2021 FNEGE Award for the Best Transdisciplinary Thesis in Management
Published on 21 July 2021 by NEOMA
Each year the FNEGE presents awards for the best doctoral theses in management. In 2021, the jury favoured the research that provides a real contribution to companies. Nathalie Clavijo, professor at NEOMA, received the FNEGE Award for the Best Transdisciplinary Thesis in Management for: “Gender and Accounting in the Saint-Gobain group: three studies on accounting as an instrument of domination and resistance to gender norms,” which was defended in June 2020.
The aspect of gender in understanding the power/resistance relationship in accounting
By investigating the aspects of gender in accounting, the thesis by Nathalie Clavijo examines how domination and resistant play off one another. The studies, which combine gender and accounting, offer insight on how resistance to a neoliberal and patriarchal system is always relative. There have been very few accounting studies to date that focus on this field of research, and this thesis contributes to advancing this area of knowledge by showing that our vulnerability to gender norms does not help to knock out the power relationships in our acts of resistance.
Gender: performance lever or social construct
The thesis, carried out under the supervision of Claire Dambrin, Professor at ESCP, comprises three essays resulting from three empirical objects located within two levels of the Saint-Goblin group.
The first essay investigates the initiatives designed by the organisation’s women’s network to promote gender equality. Although certain initiatives have been shaped by a ‘business case’ approach, others act against this logic by making the members of the network aware of gender as a social construction.
The other two essays focus on female cashiers in the building’s distribution division.
The second essay investigates how gender norms exclude cashiers from investigating inventory variances, while holding them responsible for the poor results resulting from this accounting activity.
Since power relationships call for acts of resistance, the third essay investigates how cashiers use their accounting knowledge, skills and instruments to make themselves visible within the organisation and distance themselves from their assigned gender norms.

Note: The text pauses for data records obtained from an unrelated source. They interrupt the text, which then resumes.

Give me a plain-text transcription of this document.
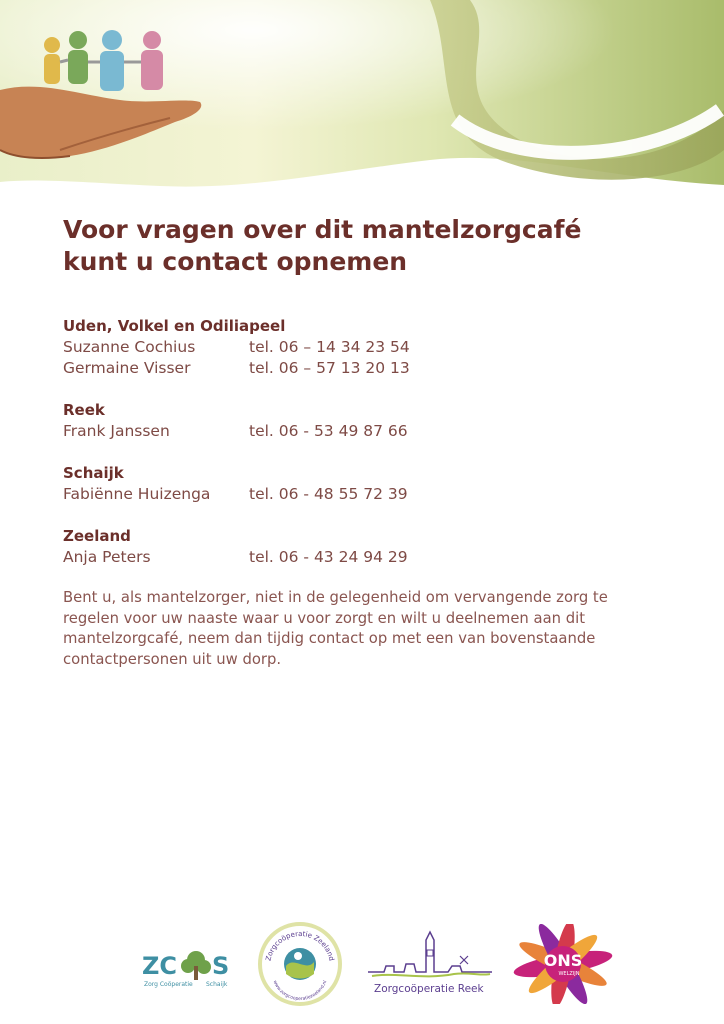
Voor vragen over dit mantelzorgcafé
kunt u contact opnemen

Uden, Volkel en Odiliapeel

Suzanne Cochius	tel. 06 – 14 34 23 54
Germaine Visser	tel. 06 – 57 13 20 13

Reek

Frank Janssen	tel. 06 - 53 49 87 66

Schaijk

Fabiënne Huizenga	tel. 06 - 48 55 72 39

Zeeland

Anja Peters	tel. 06 - 43 24 94 29

Bent u, als mantelzorger, niet in de gelegenheid om vervangende zorg te regelen voor uw naaste waar u voor zorgt en wilt u deelnemen aan dit mantelzorgcafé, neem dan tijdig contact op met een van bovenstaande contactpersonen uit uw dorp.

ZC S
Zorg Coöperatie Schaijk
Zorgcoöperatie Zeeland
www.zorgcooperatiezeeland.nl
Zorgcoöperatie Reek
ONS
WELZIJN
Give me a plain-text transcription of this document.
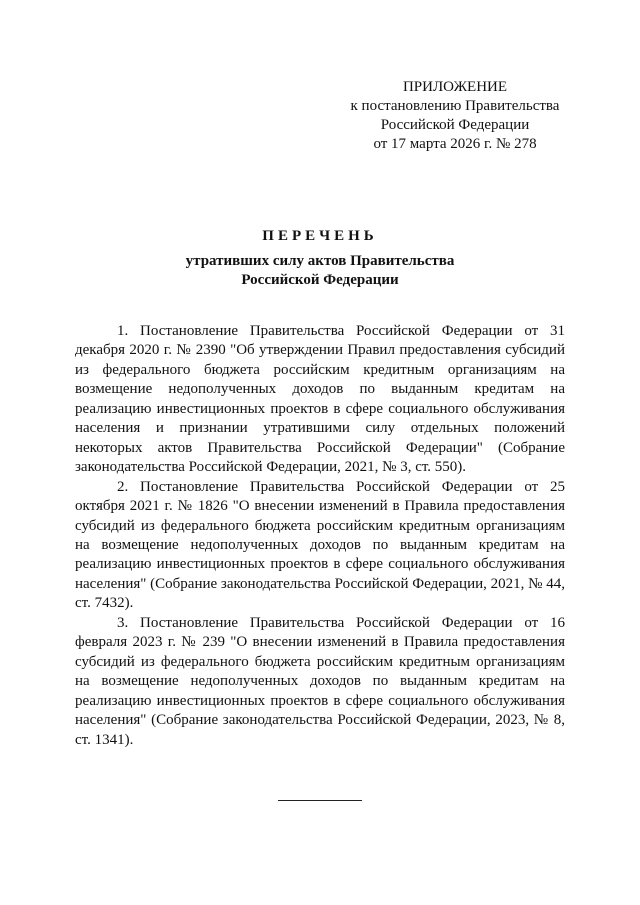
ПРИЛОЖЕНИЕ
к постановлению Правительства
Российской Федерации
от 17 марта 2026 г. № 278
ПЕРЕЧЕНЬ
утративших силу актов Правительства
Российской Федерации

1. Постановление Правительства Российской Федерации от 31 декабря 2020 г. № 2390 "Об утверждении Правил предоставления субсидий из федерального бюджета российским кредитным организациям на возмещение недополученных доходов по выданным кредитам на реализацию инвестиционных проектов в сфере социального обслуживания населения и признании утратившими силу отдельных положений некоторых актов Правительства Российской Федерации" (Собрание законодательства Российской Федерации, 2021, № 3, ст. 550).

2. Постановление Правительства Российской Федерации от 25 октября 2021 г. № 1826 "О внесении изменений в Правила предоставления субсидий из федерального бюджета российским кредитным организациям на возмещение недополученных доходов по выданным кредитам на реализацию инвестиционных проектов в сфере социального обслуживания населения" (Собрание законодательства Российской Федерации, 2021, № 44, ст. 7432).

3. Постановление Правительства Российской Федерации от 16 февраля 2023 г. № 239 "О внесении изменений в Правила предоставления субсидий из федерального бюджета российским кредитным организациям на возмещение недополученных доходов по выданным кредитам на реализацию инвестиционных проектов в сфере социального обслуживания населения" (Собрание законодательства Российской Федерации, 2023, № 8, ст. 1341).
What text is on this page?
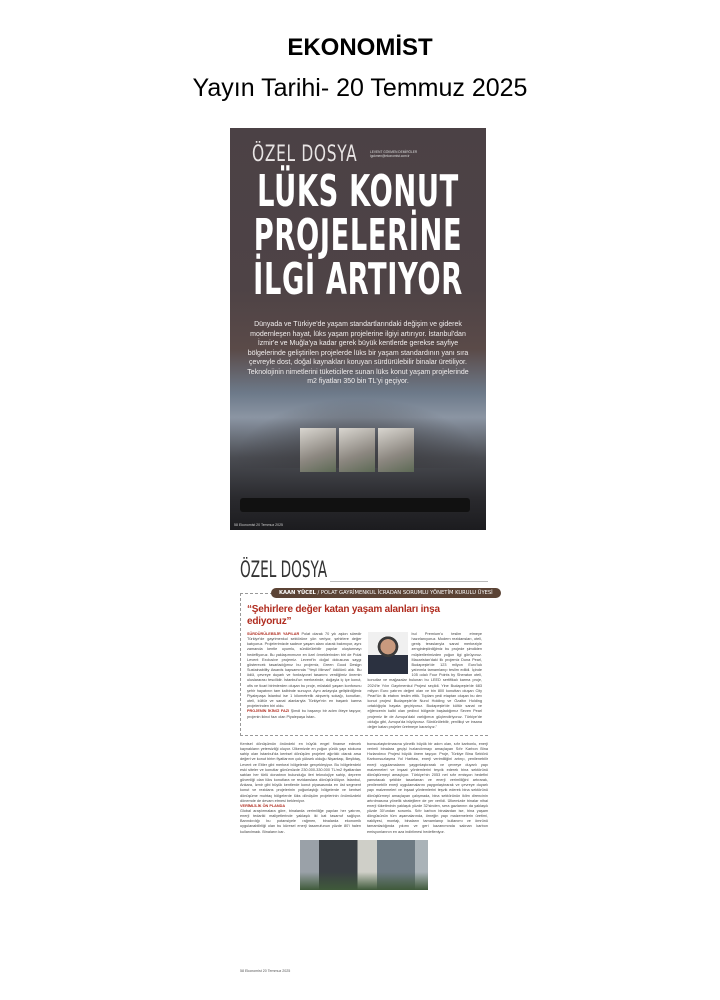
EKONOMİST
Yayın Tarihi- 20 Temmuz 2025
ÖZEL DOSYA	LEVENT GÖKMEN DEMİRÖLER
lgokmen@ekonomist.com.tr
LÜKS KONUT
PROJELERİNE
İLGİ ARTIYOR
Dünyada ve Türkiye'de yaşam standartlarındaki değişim ve giderek modernleşen hayat, lüks yaşam projelerine ilgiyi artırıyor. İstanbul'dan İzmir'e ve Muğla'ya kadar gerek büyük kentlerde gerekse sayfiye bölgelerinde geliştirilen projelerde lüks bir yaşam standardının yanı sıra çevreyle dost, doğal kaynakları koruyan sürdürülebilir binalar üretiliyor. Teknolojinin nimetlerini tüketicilere sunan lüks konut yaşam projelerinde m2 fiyatları 350 bin TL'yi geçiyor.
58 Ekonomist 20 Temmuz 2025
ÖZEL DOSYA
KAAN YÜCEL / POLAT GAYRİMENKUL İCRADAN SORUMLU YÖNETİM KURULU ÜYESİ
“Şehirlere değer katan yaşam alanları inşa ediyoruz”
SÜRDÜRÜLEBİLİR YAPILAR Polat olarak 70 yılı aşkın süredir Türkiye'de gayrimenkul sektörüne yön veriyor, şehirlere değer katıyoruz. Projelerimizde sadece yaşam alanı olarak bakmıyor, aynı zamanda kentle uyumlu, sürdürülebilir yapılar oluşturmayı hedefliyoruz. Bu yaklaşımımızın en özel örneklerinden biri de Polat Levent Exclusive projemiz. Levent'in doğal dokusuna saygı gösterecek tasarladığımız bu projemiz, Green Good Design Sustainability Awards kapsamında "Yeşil Mimari" ödülünü aldı. Bu ödül, çevreye duyarlı ve fonksiyonel tasarımı verdiğimiz önemin uluslararası tescilidir. İstanbul'un merkezinde, doğayla iç içe konut, ofis ve ticari birimlerden oluşan bu proje, müstakil yaşam konforunu şehir hayatının tam kalbinde sunuyor. Aynı anlayışla geliştirdiğimiz Piyalepaşa İstanbul ise 1 kilometrelik alışveriş sokağı, konutları, oteli, kültür ve sanat alanlarıyla Türkiye'nin en başarılı karma projelerinden biri oldu.
PROJENİN İKİNCİ FAZI Şimdi bu başarıyı bir adım öteye taşıyor, projenin ikinci fazı olan Piyalepaşa İstan-
bul Premium'u teslim etmeye hazırlanıyoruz. Modern rezidansları, oteli, geniş teraslarıyla sanat merkeziyle zenginleştirdiğimiz bu projede şimdiden müşterilerimizden yoğun ilgi görüyoruz. Macaristan'daki ilk projemiz Duna Pearl, Budapeşte'de 123 milyon Euro'luk yatırımla tamamlanıp teslim edildi. İçinde 105 odalı Four Points by Sheraton oteli, konutlar ve mağazalar bulunan bu LEED sertifikalı karma proje, 2024'te Yılın Gayrimenkul Projesi seçildi. Yine Budapeşte'de 683 milyon Euro yatırım değeri olan ve bin 800 konuttan oluşan City Pearl'ün ilk etabını teslim ettik. Toplam yedi etaptan oluşan bu dev konut projesi Budapeşte'de Nurol Holding ve Özaltın Holding ortaklığıyla hayata geçiriyoruz. Budapeşte'de kültür sanat ve eğlencenin kalbi olan yedinci bölgede başladığımız Seven Pearl projemiz ile de Avrupa'daki varlığımızı güçlendiriyoruz. Türkiye'de olduğu gibi, Avrupa'da büyüyoruz. Sürdürülebilir, yenilikçi ve insana değer katan projeler üretmeye kararlıyız."
Kentsel dönüşümün önündeki en büyük engel finanse edecek kaynakların yetersizliği oluyor. Ülkemizde en yoğun çürük yapı stokuna sahip olan İstanbul'da kentsel dönüşüm projeleri ağırlıklı olarak arsa değeri ve konut birim fiyatlarının çok yüksek olduğu Nişantaşı, Beşiktaş, Levent ve Etiler gibi merkezi bölgelerde gerçekleşiyor. Bu bölgelerdeki eski siteler ve konutlar günümüzde 230.000-330.000 TL/m2 fiyatlardan satılan her türlü donatının bulunduğu ileri teknolojiye sahip, deprem güvenliği olan lüks konutlara ve rezidanslara dönüştürülüyor. İstanbul, Ankara, İzmir gibi büyük kentlerde konut piyasasında en üst segment konut ve rezidans projelerinin yoğunlaştığı bölgelerde ve kentsel dönüşüme muhtaç bölgelerde lüks dönüşüm projelerinin önümüzdeki dönemde de devam etmesi bekleniyor.
VERİMLİLİK ÖN PLANDA
Global araştırmalara göre, binalarda verimliliğe yapılan her yatırım, enerji tedariki maliyetlerinde yaklaşık iki kat tasarruf sağlıyor. Barındırdığı bu potansiyele rağmen, binalarda ekonomik uygulanabilirliği olan bu küresel enerji tasarrufunun yüzde 80'i halen kullanılmadı. Binaların kar-
bonsuzlaştırılmasına yönelik büyük bir adım olan, sıfır karbonlu, enerji verimli binalara geçişi hızlandırmayı amaçlayan Sıfır Karbon Bina Hızlandırıcı Projesi büyük önem taşıyor. Proje, Türkiye Bina Sektörü Karbonsuzlaşma Yol Haritası, enerji verimliliğini artırıp, yenilenebilir enerji uygulamalarını yaygınlaştırarak ve çevreye duyarlı yapı malzemeleri ve inşaat yöntemlerini teşvik ederek bina sektörünü dönüştürmeyi amaçlıyor. Türkiye'nin 2053 net sıfır emisyon hedefini yansıtacak şekilde tasarlanan ve enerji verimliliğini artırarak, yenilenebilir enerji uygulamalarını yaygınlaştırarak ve çevreye duyarlı yapı malzemeleri ve inşaat yöntemlerini teşvik ederek bina sektörünü dönüştürmeyi amaçlayan çalışmada, bina sektörünün iklim direncinin artırılmasına yönelik stratejilere de yer verildi. Ülkemizde binalar nihai enerji tüketiminin yaklaşık yüzde 32'sinden, sera gazlarının da yaklaşık yüzde 30'undan sorumlu. Sıfır karbon binalardan ise, bina yaşam döngüsünün tüm aşamalarında, örneğin yapı malzemelerin üretimi, nakliyesi, montajı, binaların tamamlanıp kullanımı ve ömrünü tamamladığında yıkımı ve geri kazanımında salınan karbon emisyonlarının en aza indirilmesi hedefleniyor.
58 Ekonomist 20 Temmuz 2025
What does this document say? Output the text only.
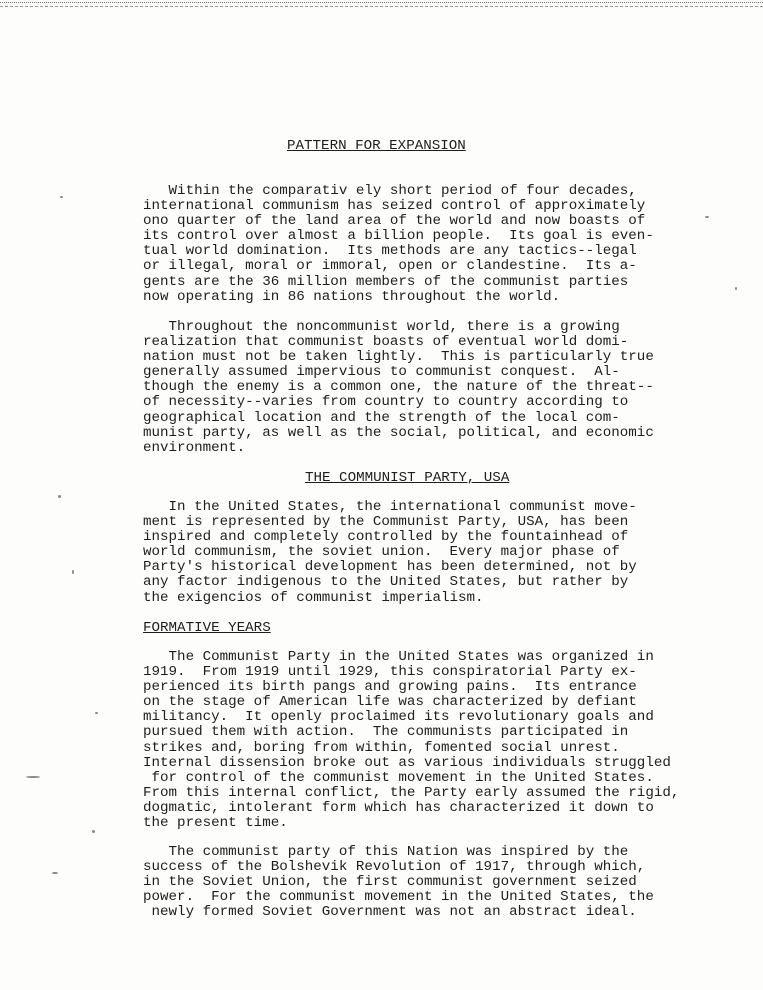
PATTERN FOR EXPANSION
Within the comparativ ely short period of four decades,
international communism has seized control of approximately
ono quarter of the land area of the world and now boasts of
its control over almost a billion people.  Its goal is even-
tual world domination.  Its methods are any tactics--legal
or illegal, moral or immoral, open or clandestine.  Its a-
gents are the 36 million members of the communist parties
now operating in 86 nations throughout the world.
Throughout the noncommunist world, there is a growing
realization that communist boasts of eventual world domi-
nation must not be taken lightly.  This is particularly true
generally assumed impervious to communist conquest.  Al-
though the enemy is a common one, the nature of the threat--
of necessity--varies from country to country according to
geographical location and the strength of the local com-
munist party, as well as the social, political, and economic
environment.
THE COMMUNIST PARTY, USA
In the United States, the international communist move-
ment is represented by the Communist Party, USA, has been
inspired and completely controlled by the fountainhead of
world communism, the soviet union.  Every major phase of
Party's historical development has been determined, not by
any factor indigenous to the United States, but rather by
the exigencios of communist imperialism.
FORMATIVE YEARS
The Communist Party in the United States was organized in
1919.  From 1919 until 1929, this conspiratorial Party ex-
perienced its birth pangs and growing pains.  Its entrance
on the stage of American life was characterized by defiant
militancy.  It openly proclaimed its revolutionary goals and
pursued them with action.  The communists participated in
strikes and, boring from within, fomented social unrest.
Internal dissension broke out as various individuals struggled
for control of the communist movement in the United States.
From this internal conflict, the Party early assumed the rigid,
dogmatic, intolerant form which has characterized it down to
the present time.
The communist party of this Nation was inspired by the
success of the Bolshevik Revolution of 1917, through which,
in the Soviet Union, the first communist government seized
power.  For the communist movement in the United States, the
newly formed Soviet Government was not an abstract ideal.
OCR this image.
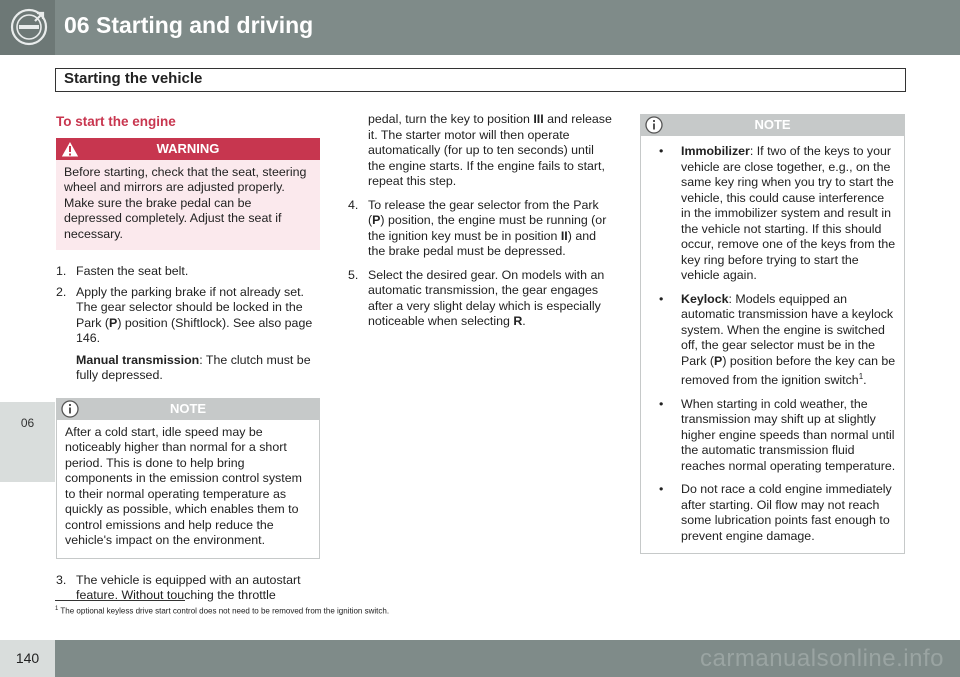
06 Starting and driving
06
Starting the vehicle
To start the engine
WARNING
Before starting, check that the seat, steering wheel and mirrors are adjusted properly. Make sure the brake pedal can be depressed completely. Adjust the seat if necessary.
1. Fasten the seat belt.
2. Apply the parking brake if not already set. The gear selector should be locked in the Park (P) position (Shiftlock). See also page 146.
Manual transmission: The clutch must be fully depressed.
NOTE
After a cold start, idle speed may be noticeably higher than normal for a short period. This is done to help bring components in the emission control system to their normal operating temperature as quickly as possible, which enables them to control emissions and help reduce the vehicle's impact on the environment.
3. The vehicle is equipped with an autostart feature. Without touching the throttle
pedal, turn the key to position III and release it. The starter motor will then operate automatically (for up to ten seconds) until the engine starts. If the engine fails to start, repeat this step.
4. To release the gear selector from the Park (P) position, the engine must be running (or the ignition key must be in position II) and the brake pedal must be depressed.
5. Select the desired gear. On models with an automatic transmission, the gear engages after a very slight delay which is especially noticeable when selecting R.
NOTE
• Immobilizer: If two of the keys to your vehicle are close together, e.g., on the same key ring when you try to start the vehicle, this could cause interference in the immobilizer system and result in the vehicle not starting. If this should occur, remove one of the keys from the key ring before trying to start the vehicle again.
• Keylock: Models equipped an automatic transmission have a keylock system. When the engine is switched off, the gear selector must be in the Park (P) position before the key can be removed from the ignition switch$^1$.
• When starting in cold weather, the transmission may shift up at slightly higher engine speeds than normal until the automatic transmission fluid reaches normal operating temperature.
• Do not race a cold engine immediately after starting. Oil flow may not reach some lubrication points fast enough to prevent engine damage.
$^1$ The optional keyless drive start control does not need to be removed from the ignition switch.
140	carmanualsonline.info
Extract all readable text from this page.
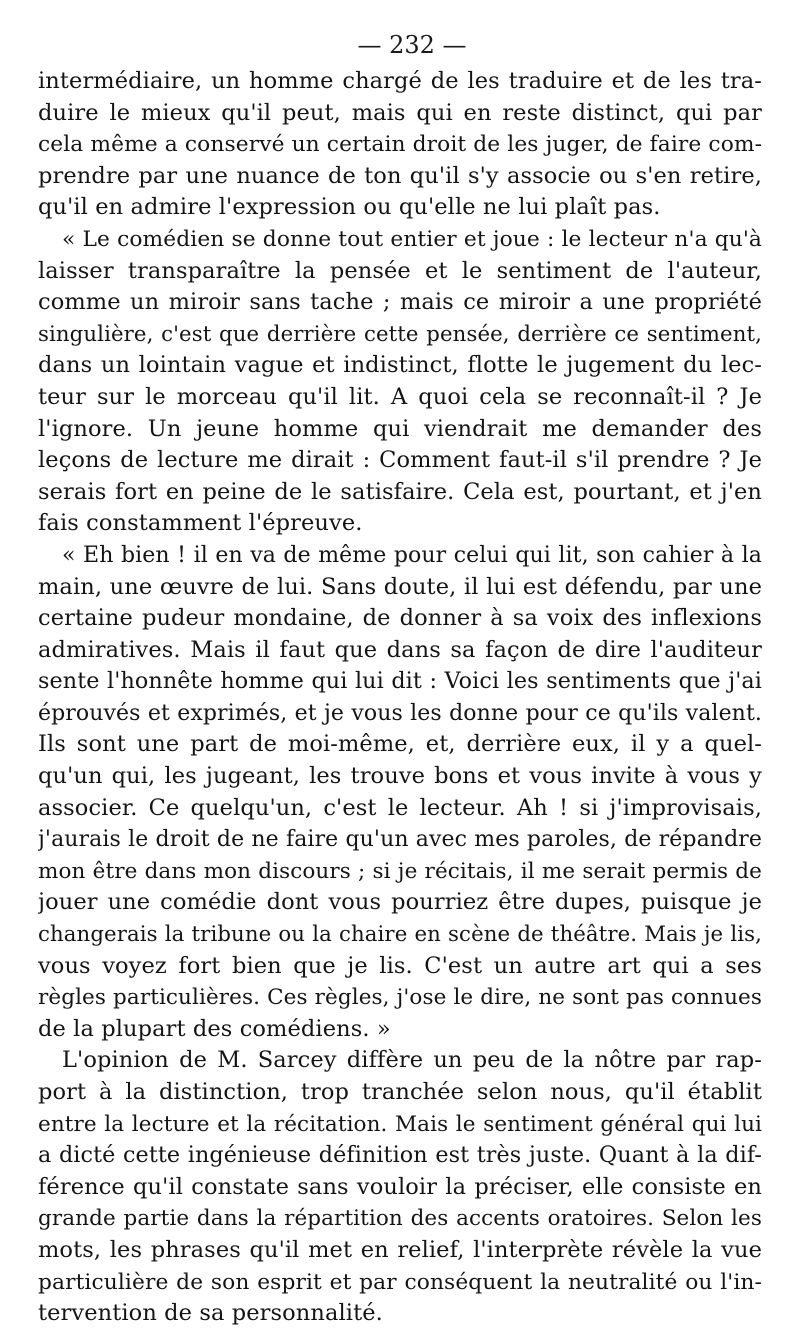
— 232 —
intermédiaire, un homme chargé de les traduire et de les tra-
duire le mieux qu'il peut, mais qui en reste distinct, qui par
cela même a conservé un certain droit de les juger, de faire com-
prendre par une nuance de ton qu'il s'y associe ou s'en retire,
qu'il en admire l'expression ou qu'elle ne lui plaît pas.
« Le comédien se donne tout entier et joue : le lecteur n'a qu'à
laisser transparaître la pensée et le sentiment de l'auteur,
comme un miroir sans tache ; mais ce miroir a une propriété
singulière, c'est que derrière cette pensée, derrière ce sentiment,
dans un lointain vague et indistinct, flotte le jugement du lec-
teur sur le morceau qu'il lit. A quoi cela se reconnaît-il ? Je
l'ignore. Un jeune homme qui viendrait me demander des
leçons de lecture me dirait : Comment faut-il s'il prendre ? Je
serais fort en peine de le satisfaire. Cela est, pourtant, et j'en
fais constamment l'épreuve.
« Eh bien ! il en va de même pour celui qui lit, son cahier à la
main, une œuvre de lui. Sans doute, il lui est défendu, par une
certaine pudeur mondaine, de donner à sa voix des inflexions
admiratives. Mais il faut que dans sa façon de dire l'auditeur
sente l'honnête homme qui lui dit : Voici les sentiments que j'ai
éprouvés et exprimés, et je vous les donne pour ce qu'ils valent.
Ils sont une part de moi-même, et, derrière eux, il y a quel-
qu'un qui, les jugeant, les trouve bons et vous invite à vous y
associer. Ce quelqu'un, c'est le lecteur. Ah ! si j'improvisais,
j'aurais le droit de ne faire qu'un avec mes paroles, de répandre
mon être dans mon discours ; si je récitais, il me serait permis de
jouer une comédie dont vous pourriez être dupes, puisque je
changerais la tribune ou la chaire en scène de théâtre. Mais je lis,
vous voyez fort bien que je lis. C'est un autre art qui a ses
règles particulières. Ces règles, j'ose le dire, ne sont pas connues
de la plupart des comédiens. »
L'opinion de M. Sarcey diffère un peu de la nôtre par rap-
port à la distinction, trop tranchée selon nous, qu'il établit
entre la lecture et la récitation. Mais le sentiment général qui lui
a dicté cette ingénieuse définition est très juste. Quant à la dif-
férence qu'il constate sans vouloir la préciser, elle consiste en
grande partie dans la répartition des accents oratoires. Selon les
mots, les phrases qu'il met en relief, l'interprète révèle la vue
particulière de son esprit et par conséquent la neutralité ou l'in-
tervention de sa personnalité.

The findings of these three essays make it possible to consider gender in a hierarchical or more social sense in instances where accountability is attributed in accordance with how the concept is viewed by people in the organisation: either as a lever for performance or as something that is socially constructed.
“This thesis award also acknowledges just how much more needs to be done in terms of gender equality, a subject covered by the ‘The World We Want’ Area of Excellence and on which a number of researchers at the school are currently working,” says Nathalie Clavijo.